Sir Hugh William Bell Cairns (26 June 1896 – 18 July 1952) was an Australian neurosurgeon. For most of his life he lived in England. His concern about despatch rider injuries sparked research which led to increased use of motorcycle helmets.

==Early years and education==
Hugh Cairns was born in Port Pirie, South Australia, but spent his early childhood in Riverton, South Australia where he received all of his primary school education. He went to Adelaide for his secondary education at Adelaide High School and tertiary education at the University of Adelaide. He was awarded the 1917 South Australian Rhodes Scholarship and went to the University of Oxford to read Medicine. He was president of the Balliol Boat Club and represented Oxford at seven in the Boat Race of 1920.

==Career==
Cairns worked as a neurosurgeon at the London Hospital and with Harvey Cushing at Harvard before setting up the Nuffield Department of Surgery in Oxford, in which he became the first Nuffield Professor of Surgery. He was a key figure in the development of neurosurgery as a speciality, the formation of the Oxford University Medical School, and the treatment of head injuries during the Second World War. He is cited in the U.S Army's Medical Corps reports to the Theater Commanding General as one of the first doctors to treat GEN George S. Patton following his automobile accident on 9 December 1945; Patton died of pulmonary edema twelve days later. The Cairns Library (one of the Bodleian Libraries) at the John Radcliffe Hospital in Oxford is named after him, as is the medical school Hugh Cairns Surgical Society. A blue plaque for him at his 1920s residence at Loughton has been erected.

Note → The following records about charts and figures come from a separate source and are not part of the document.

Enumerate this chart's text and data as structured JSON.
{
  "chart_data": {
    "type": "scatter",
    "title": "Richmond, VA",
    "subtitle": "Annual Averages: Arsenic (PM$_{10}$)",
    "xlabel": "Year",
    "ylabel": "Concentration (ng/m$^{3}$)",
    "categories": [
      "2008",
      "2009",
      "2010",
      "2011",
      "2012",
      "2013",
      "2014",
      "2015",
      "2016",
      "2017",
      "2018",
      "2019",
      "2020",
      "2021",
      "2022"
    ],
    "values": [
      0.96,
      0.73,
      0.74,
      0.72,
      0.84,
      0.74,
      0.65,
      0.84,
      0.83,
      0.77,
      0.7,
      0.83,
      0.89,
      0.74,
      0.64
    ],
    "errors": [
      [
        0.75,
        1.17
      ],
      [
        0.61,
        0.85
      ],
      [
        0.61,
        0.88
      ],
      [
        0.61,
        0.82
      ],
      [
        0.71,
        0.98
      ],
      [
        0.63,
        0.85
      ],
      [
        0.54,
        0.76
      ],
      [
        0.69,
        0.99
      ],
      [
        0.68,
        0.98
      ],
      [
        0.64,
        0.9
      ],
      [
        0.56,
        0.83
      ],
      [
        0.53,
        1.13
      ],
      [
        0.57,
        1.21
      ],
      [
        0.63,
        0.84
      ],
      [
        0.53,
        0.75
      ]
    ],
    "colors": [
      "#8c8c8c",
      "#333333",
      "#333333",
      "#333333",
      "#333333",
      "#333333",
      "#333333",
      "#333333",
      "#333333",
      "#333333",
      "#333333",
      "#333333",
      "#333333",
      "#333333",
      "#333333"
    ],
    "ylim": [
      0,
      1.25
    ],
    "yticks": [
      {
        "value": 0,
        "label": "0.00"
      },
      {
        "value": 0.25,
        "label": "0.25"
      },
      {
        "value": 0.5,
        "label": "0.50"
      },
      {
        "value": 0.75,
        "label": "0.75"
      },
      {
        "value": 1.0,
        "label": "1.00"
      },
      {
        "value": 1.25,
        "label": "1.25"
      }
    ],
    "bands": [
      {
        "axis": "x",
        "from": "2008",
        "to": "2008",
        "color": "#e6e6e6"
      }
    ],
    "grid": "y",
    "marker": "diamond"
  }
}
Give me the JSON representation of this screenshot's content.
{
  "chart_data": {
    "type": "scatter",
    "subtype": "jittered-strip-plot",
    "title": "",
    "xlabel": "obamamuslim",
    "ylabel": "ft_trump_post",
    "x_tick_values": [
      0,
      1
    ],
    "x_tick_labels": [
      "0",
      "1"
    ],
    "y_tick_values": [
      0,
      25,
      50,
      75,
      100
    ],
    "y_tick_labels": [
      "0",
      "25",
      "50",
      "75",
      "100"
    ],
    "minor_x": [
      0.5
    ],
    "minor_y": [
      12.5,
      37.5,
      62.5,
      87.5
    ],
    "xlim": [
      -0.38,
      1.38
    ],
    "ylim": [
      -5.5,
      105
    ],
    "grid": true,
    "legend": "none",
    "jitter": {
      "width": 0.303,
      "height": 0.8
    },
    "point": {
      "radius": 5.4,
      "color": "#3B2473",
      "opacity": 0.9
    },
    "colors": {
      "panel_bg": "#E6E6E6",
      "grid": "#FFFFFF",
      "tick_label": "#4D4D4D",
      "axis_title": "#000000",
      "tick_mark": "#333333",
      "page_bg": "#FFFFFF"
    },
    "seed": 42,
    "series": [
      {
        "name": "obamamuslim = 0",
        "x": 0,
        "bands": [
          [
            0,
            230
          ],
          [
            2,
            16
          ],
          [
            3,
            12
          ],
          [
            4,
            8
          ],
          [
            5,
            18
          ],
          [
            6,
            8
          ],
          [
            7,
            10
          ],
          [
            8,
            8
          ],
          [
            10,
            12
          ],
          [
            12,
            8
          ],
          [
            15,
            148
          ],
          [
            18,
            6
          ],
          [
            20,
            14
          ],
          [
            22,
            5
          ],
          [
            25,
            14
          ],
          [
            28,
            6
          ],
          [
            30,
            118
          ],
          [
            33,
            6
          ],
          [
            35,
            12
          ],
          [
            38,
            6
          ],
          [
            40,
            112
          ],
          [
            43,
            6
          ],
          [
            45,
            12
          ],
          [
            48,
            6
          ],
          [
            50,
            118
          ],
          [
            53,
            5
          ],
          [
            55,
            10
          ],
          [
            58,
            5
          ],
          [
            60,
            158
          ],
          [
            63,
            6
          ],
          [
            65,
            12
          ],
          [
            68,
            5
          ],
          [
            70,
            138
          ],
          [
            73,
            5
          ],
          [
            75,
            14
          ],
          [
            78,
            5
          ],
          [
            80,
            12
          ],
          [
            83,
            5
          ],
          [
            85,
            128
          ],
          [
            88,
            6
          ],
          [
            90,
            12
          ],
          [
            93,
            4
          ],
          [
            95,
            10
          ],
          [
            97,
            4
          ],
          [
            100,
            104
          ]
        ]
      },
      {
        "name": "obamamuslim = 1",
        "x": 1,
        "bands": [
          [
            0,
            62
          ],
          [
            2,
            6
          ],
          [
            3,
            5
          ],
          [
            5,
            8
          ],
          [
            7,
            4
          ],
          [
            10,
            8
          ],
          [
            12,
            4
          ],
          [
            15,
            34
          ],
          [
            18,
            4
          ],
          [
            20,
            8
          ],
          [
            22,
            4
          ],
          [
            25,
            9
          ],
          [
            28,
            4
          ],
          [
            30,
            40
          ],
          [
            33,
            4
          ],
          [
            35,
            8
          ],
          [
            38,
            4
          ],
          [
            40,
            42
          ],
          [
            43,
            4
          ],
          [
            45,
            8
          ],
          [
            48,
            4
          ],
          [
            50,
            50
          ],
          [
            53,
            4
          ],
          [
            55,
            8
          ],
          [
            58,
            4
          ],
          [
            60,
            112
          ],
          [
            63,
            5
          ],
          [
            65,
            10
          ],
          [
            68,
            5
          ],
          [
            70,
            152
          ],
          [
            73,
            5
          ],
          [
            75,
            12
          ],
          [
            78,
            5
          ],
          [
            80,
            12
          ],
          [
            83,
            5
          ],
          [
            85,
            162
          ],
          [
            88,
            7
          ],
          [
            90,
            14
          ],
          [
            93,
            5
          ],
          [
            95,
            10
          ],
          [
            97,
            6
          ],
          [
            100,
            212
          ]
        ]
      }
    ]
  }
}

In June 1946, he received the title of Knight Commander of the Order of the British Empire.

While at the London Hospital and in Oxford, Cairns trained US-born surgeon Joseph Buford Pennybacker, who in 1952 took over as director of the Radcliffe's neurosurgery department, a job he held until he retired in 1971.

Profoundly affected by treating T. E. Lawrence for head injuries during the six days before the latter died after a motorcycle accident, Cairns began a long study of what he saw as the unnecessary loss of life by motorcycle despatch riders through head injuries. His research led to the use of crash helmets by both military and civilian motorcyclists. As a consequence of treating Lawrence, Cairns would ultimately save the lives of many motorcyclists.

==Death and legacy==
He died of cancer at the Radcliffe Infirmary, Oxford on 18 July 1952. The Society of British Neurological Surgeons established an annual lecture in his name. There is a road named after him at Bedford Park, South Australia, adjacent to Flinders Medical Centre.

A ward at the Walton Centre, Liverpool, is named after him.